Swallowtail Butterflies.

"Papilio Machaon Britannicus" is the posh name for a magnificent species of Butterfly, more commonly known as "Swallowtails".
From late May to early July these large, beautiful insects take to the air and fly strongly over the Norfolk reed beds.

We took our cameras to How Hill near Ludham in search of these fascinating creatures.  Through two of the hottest days of the year we waited, in company with other enthusiasts, hoping to catch a glimpse of the elusive "Swallowtail".

"Swallowtail Butterfly" (Photo courtesy Tony Hisgett)

The British "Swallowtail" is a rare sub species that is only found in and around the Norfolk broads.
For five short weeks in summer the "Swallowtails" emerge, mate and lay their eggs on stems of Milk-parsley (Marsh Hog's Fennel).

Milk-parsley, a distant relative of the humble Parsnip, is the key to the "Swallowtails" life cycle and ultimate survival.  The plant grows in the Norfolk wetlands and is the essential food plant of the "Swallowtails".
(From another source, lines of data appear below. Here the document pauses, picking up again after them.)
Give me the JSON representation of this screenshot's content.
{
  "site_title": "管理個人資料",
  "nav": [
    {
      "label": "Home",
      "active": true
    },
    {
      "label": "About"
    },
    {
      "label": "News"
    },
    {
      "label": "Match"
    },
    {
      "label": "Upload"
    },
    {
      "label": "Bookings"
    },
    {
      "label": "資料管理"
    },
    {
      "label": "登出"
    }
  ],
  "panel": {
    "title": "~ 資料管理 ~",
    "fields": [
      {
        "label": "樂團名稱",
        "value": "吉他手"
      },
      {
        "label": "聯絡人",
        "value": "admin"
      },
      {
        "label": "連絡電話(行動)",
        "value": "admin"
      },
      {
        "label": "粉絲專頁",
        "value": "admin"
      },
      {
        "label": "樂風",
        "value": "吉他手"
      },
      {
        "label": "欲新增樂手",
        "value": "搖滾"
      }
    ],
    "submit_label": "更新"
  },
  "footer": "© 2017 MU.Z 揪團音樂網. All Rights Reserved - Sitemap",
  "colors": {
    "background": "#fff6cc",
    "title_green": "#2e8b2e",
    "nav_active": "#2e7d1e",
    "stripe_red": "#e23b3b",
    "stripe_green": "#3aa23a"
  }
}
The fragility of the species was dramatically illustrated at Wicken Fen in Cambridgeshire during the 1950's.  There the wetland habitat was reduced from over 100 hectares to less than ten due to agricultural activity over many years. As the water table dropped scrub land overwhelmed large tracts of the marshes around Wicken Fen.   Slowly the Milk-parsley disappeared and the Cambridgeshire "Swallowtails" became extinct.  Parts of the fens were flooded in an attempt to re-introduce the species  with Norfolk stock.  The project failed as did subsequent attempts leaving the Norfolk Broads as the last outpost for one of Britain's most spectacular butterflies.

For the moment the  Norfolk "Swallowtails" seem to be holding their own and are reasonably safe as long as the Milk-parsley survives.  By mid July most of the eggs have been laid and a few weeks later the caterpillars are soon feeding on their precious food plant.  The young caterpillars are very unspectacular in their appearance, resembling bird droppings to fool would be predators. The caterpillar or larva will moult three times before it pupates.  The adult caterpillar assumes a very colourful striped appearance after it's final moult.  

Caterpillar After 3rd Moult (Courtesy Wikimedia)
The caterpillar's defence against predators is the osmeterium, a horn like organ situated just behind the head.  This is deployed if the larva is threatened, giving off a pungent smell, similar to rotting pineapples.

The Osmerterium (Courtesy  Wikimedia)

In spite of this bizarre deterrent large numbers of larva are taken by birds and spiders long before the they transform into pupa.  Caterpillars that do survive make their way down the stems of reeds or similar plants, camouflaging themselves with green or dark brown colouration to suit their surroundings.  Here they overwinter waiting for the warm summer sun when they will emerge as exotic butterflies.    

"Swallowtail" Pupa (Courtesy Wikimedia)

At How Hill, after many hours of waiting, we were rewarded with several "Swallowtails" fluttering across the meadow and alighting on the thistles to refuel with nectar.  They remained just long enough for us to capture precious seconds of their extravagant display before they made off across the marsh and out of sight.  

The "Swallowtail" is protected by the Wildlife and Countryside act.

"Across my dreams, with nets of wonder
I chase the bright elusive butterfly of love."